Haroldo de Campos
Fue en 1963, en la Semana Nacional de Poesía de Vanguardia,
en Belo Horizonte, que Paulo Leminski apareció, dieciocho o diecinueve años, un
Rimbaud curitibano con físico de judoca, midiendo versos homéricos como si
fuese un discípulo zen de Bashô, el Señor Banano, recién salido del templo
neopitagórico del simbolista filelénico Darío Veloso.

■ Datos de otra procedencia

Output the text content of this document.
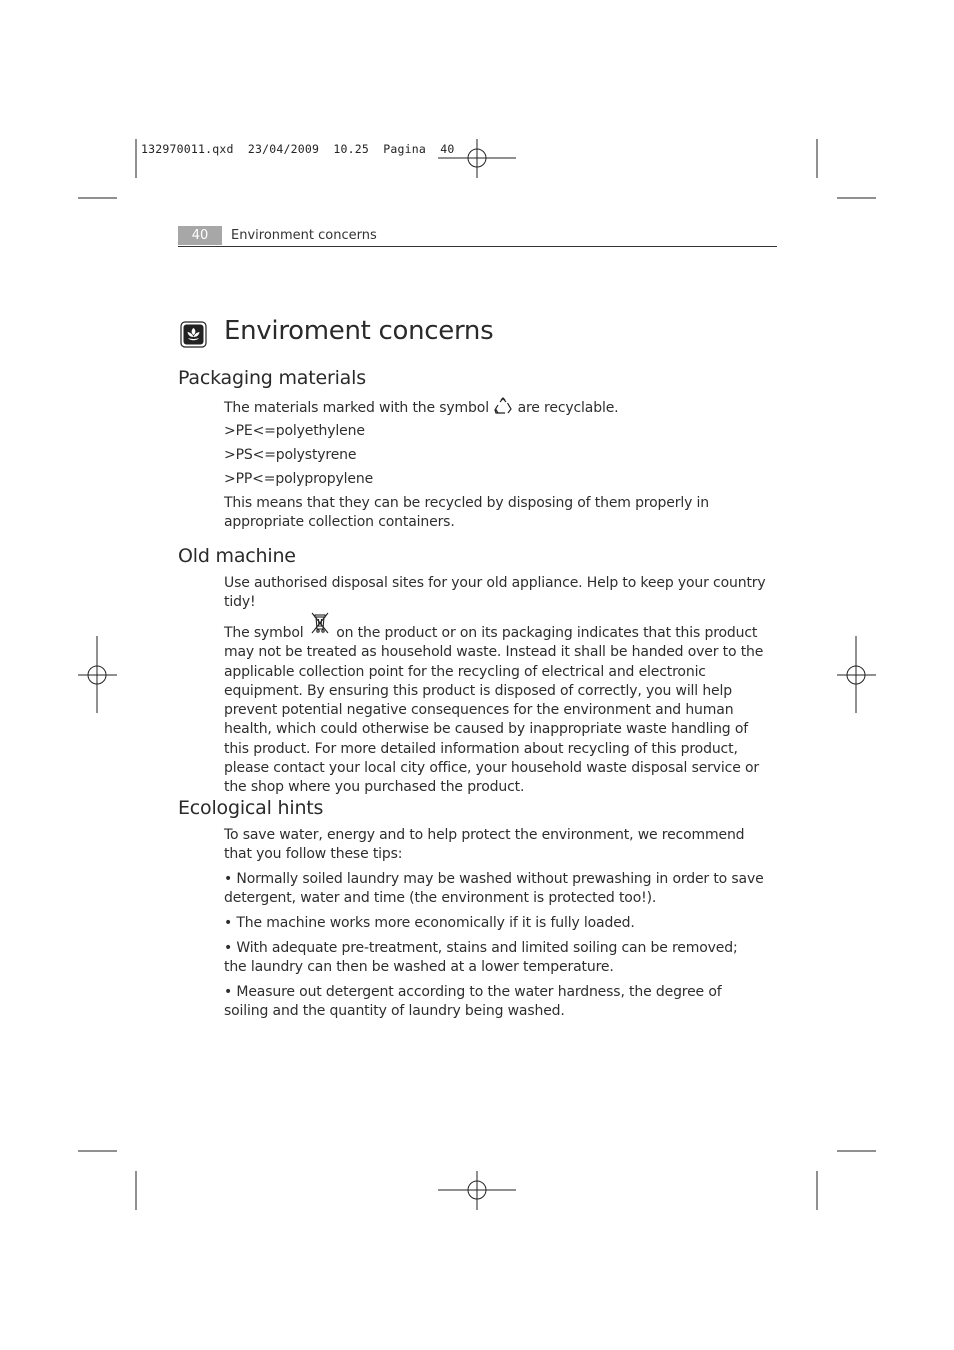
132970011.qxd  23/04/2009  10.25  Pagina  40
40	Environment concerns
Enviroment concerns
Packaging materials

The materials marked with the symbol are recyclable.

>PE<=polyethylene

>PS<=polystyrene

>PP<=polypropylene

This means that they can be recycled by disposing of them properly in appropriate collection containers.

Old machine

Use authorised disposal sites for your old appliance. Help to keep your country tidy!

The symbol on the product or on its packaging indicates that this product may not be treated as household waste. Instead it shall be handed over to the applicable collection point for the recycling of electrical and electronic equipment. By ensuring this product is disposed of correctly, you will help prevent potential negative consequences for the environment and human health, which could otherwise be caused by inappropriate waste handling of this product. For more detailed information about recycling of this product, please contact your local city office, your household waste disposal service or the shop where you purchased the product.

Ecological hints

To save water, energy and to help protect the environment, we recommend that you follow these tips:

• Normally soiled laundry may be washed without prewashing in order to save detergent, water and time (the environment is protected too!).

• The machine works more economically if it is fully loaded.

• With adequate pre-treatment, stains and limited soiling can be removed; the laundry can then be washed at a lower temperature.

• Measure out detergent according to the water hardness, the degree of soiling and the quantity of laundry being washed.
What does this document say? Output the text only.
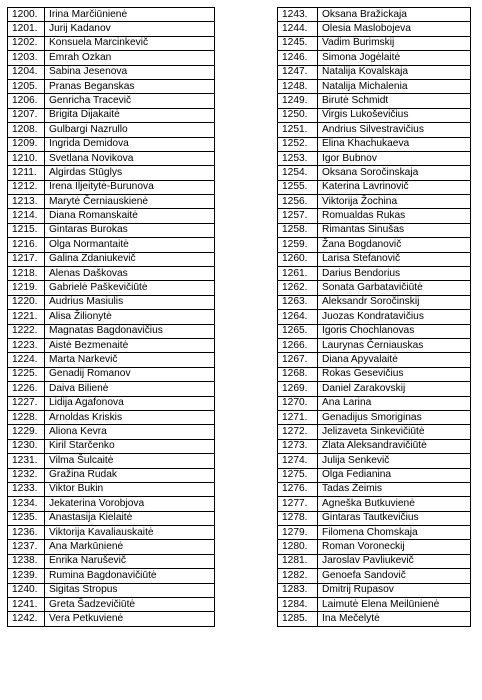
1200.	Irina Marčiūnienė
1201.	Jurij Kadanov
1202.	Konsuela Marcinkevič
1203.	Emrah Ozkan
1204.	Sabina Jesenova
1205.	Pranas Beganskas
1206.	Genricha Tracevič
1207.	Brigita Dijakaitė
1208.	Gulbargi Nazrullo
1209.	Ingrida Demidova
1210.	Svetlana Novikova
1211.	Algirdas Stūglys
1212.	Irena Iljeitytė-Burunova
1213.	Marytė Černiauskienė
1214.	Diana Romanskaitė
1215.	Gintaras Burokas
1216.	Olga Normantaitė
1217.	Galina Zdaniukevič
1218.	Alenas Daškovas
1219.	Gabrielė Paškevičiūtė
1220.	Audrius Masiulis
1221.	Alisa Žilionytė
1222.	Magnatas Bagdonavičius
1223.	Aistė Bezmenaitė
1224.	Marta Narkevič
1225.	Genadij Romanov
1226.	Daiva Bilienė
1227.	Lidija Agafonova
1228.	Arnoldas Kriskis
1229.	Aliona Kevra
1230.	Kiril Starčenko
1231.	Vilma Šulcaitė
1232.	Gražina Rudak
1233.	Viktor Bukin
1234.	Jekaterina Vorobjova
1235.	Anastasija Kielaitė
1236.	Viktorija Kavaliauskaitė
1237.	Ana Markūnienė
1238.	Enrika Naruševič
1239.	Rumina Bagdonavičiūtė
1240.	Sigitas Stropus
1241.	Greta Šadzevičiūtė
1242.	Vera Petkuvienė
1243.	Oksana Bražickaja
1244.	Olesia Maslobojeva
1245.	Vadim Burimskij
1246.	Simona Jogėlaitė
1247.	Natalija Kovalskaja
1248.	Natalija Michalenia
1249.	Birutė Schmidt
1250.	Virgis Lukoševičius
1251.	Andrius Silvestravičius
1252.	Elina Khachukaeva
1253.	Igor Bubnov
1254.	Oksana Soročinskaja
1255.	Katerina Lavrinovič
1256.	Viktorija Žochina
1257.	Romualdas Rukas
1258.	Rimantas Sinušas
1259.	Žana Bogdanovič
1260.	Larisa Stefanovič
1261.	Darius Bendorius
1262.	Sonata Garbatavičiūtė
1263.	Aleksandr Soročinskij
1264.	Juozas Kondratavičius
1265.	Igoris Chochlanovas
1266.	Laurynas Černiauskas
1267.	Diana Apyvalaitė
1268.	Rokas Gesevičius
1269.	Daniel Zarakovskij
1270.	Ana Larina
1271.	Genadijus Smoriginas
1272.	Jelizaveta Sinkevičiūtė
1273.	Zlata Aleksandravičiūtė
1274.	Julija Senkevič
1275.	Olga Fedianina
1276.	Tadas Žeimis
1277.	Agneška Butkuvienė
1278.	Gintaras Tautkevičius
1279.	Filomena Chomskaja
1280.	Roman Voroneckij
1281.	Jaroslav Pavliukevič
1282.	Genoefa Sandovič
1283.	Dmitrij Rupasov
1284.	Laimutė Elena Meilūnienė
1285.	Ina Mečelytė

Noigandres, como faro poundiano, lo recibió en la plataforma de
lanzamiento de Invenção, lampiro-más-que-vampiro de Curitiba, chispeante
de poesía y vida. Ahí comenzó todo. “Caipira cabotino” (como dice afectuosamente Julinho
Bressane) o plurilingue parroquiano cósmico, como preferiría yo sintetizar en ideográfica
fórmula de contrastes, ese caboclo polaco-paranaense supo, muy precozmente, deglutir
el pau-brasil oswaldiano y educarse en la piedra filosofal de la poesía
concreta (hasta hoy en el camino de la literatura brasileña), piedra de fundación
y de toque, imán de poetas-poetas.
Desde las primeras invenciones a Catatau, desde la
poesía contraventora y lírica (pero siempre construida, conocida, de fabbro,
de hacedor) hasta el verso verde-verdura de la canción trovadoresca-popular,
Leminski viene lloviendo en el endomingado picnic sobre la hierba en que se
convirtió la poesía neoacadémica brasileña, dividida hoy entre
institucionalizadas marginalidades plácidas y exploradores orfeónicos, de
medallitas y brazaletes. Y es bueno que llueva, con piedras y zarzas y barro.
¡Evoé Leminski!
Sao Paulo, junio de 1983
Traducción M. Varón de Mena
Texto publicado en la primera edición de Caprichos e relaxos (1983), tomado de Paulo Leminski. Toda poesia (Companhia Das Letras, 2013, pp. 394-95.